Saturday, December 17, 2011

How Low Can You Go?

As I'm sitting here, my blood sugar is 59. This is probably the 3rd or 4th low I've had this day.  Multiply that by  7, and you get what I've been dealing with for the last week. Actually it's probably been the last 2 weeks. I can not freaking get my blood sugar to stop plummeting! 

This is what diabetes is like. It's fickle.  I have really done nothing different in my life. If anything, I should be higher, because I haven't really worked out in more than a month.  To combat this recent can't-keep-myself-from-going-low-phenomenon, I've lowered my basal rates, my I:C ratio, and my correction ratio--and still nothin'.  Maybe I'm suddenly cured?! (Nope. Seeing as if I over treat my lows, I spike up really high, so I think we can safely rule out a miracle). 

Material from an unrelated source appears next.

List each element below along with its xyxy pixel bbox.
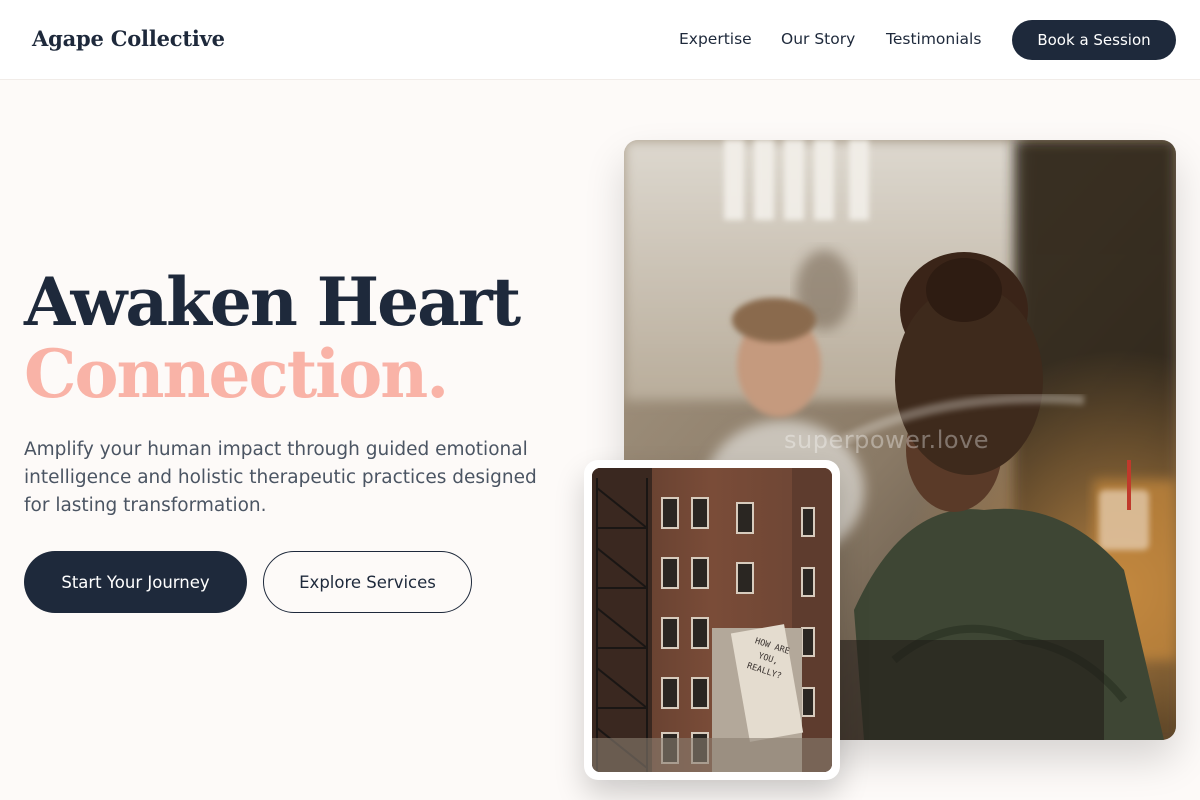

Usually I can handle diabetes adjustments on my own, but if this keeps up, I might actually have to call in some help in the form of an e-mail to an endo (gasp!).  But, because I'm horribly prideful, that might not happen. And, let's be honest, after 18+ years of this disease, is the endo really going to do anything that I'm not already doing? Doubtful.

 . . . And I'm off to down some more glorious, chalky, orangey glucose tabs. Seriously, I should buy stock in those things with the way I'm going through them right now.


Thursday, December 8, 2011

Stewie-betes.


So, I'm not a fan AT ALL of Family Guy, I think it's crass and not funny. But, I had to use this to illustrate a point.

Sometimes diabetes really sucks. 

And it feels an awful lot like I'm Lois and diabetes is Stewie. And it will just not freaking let up!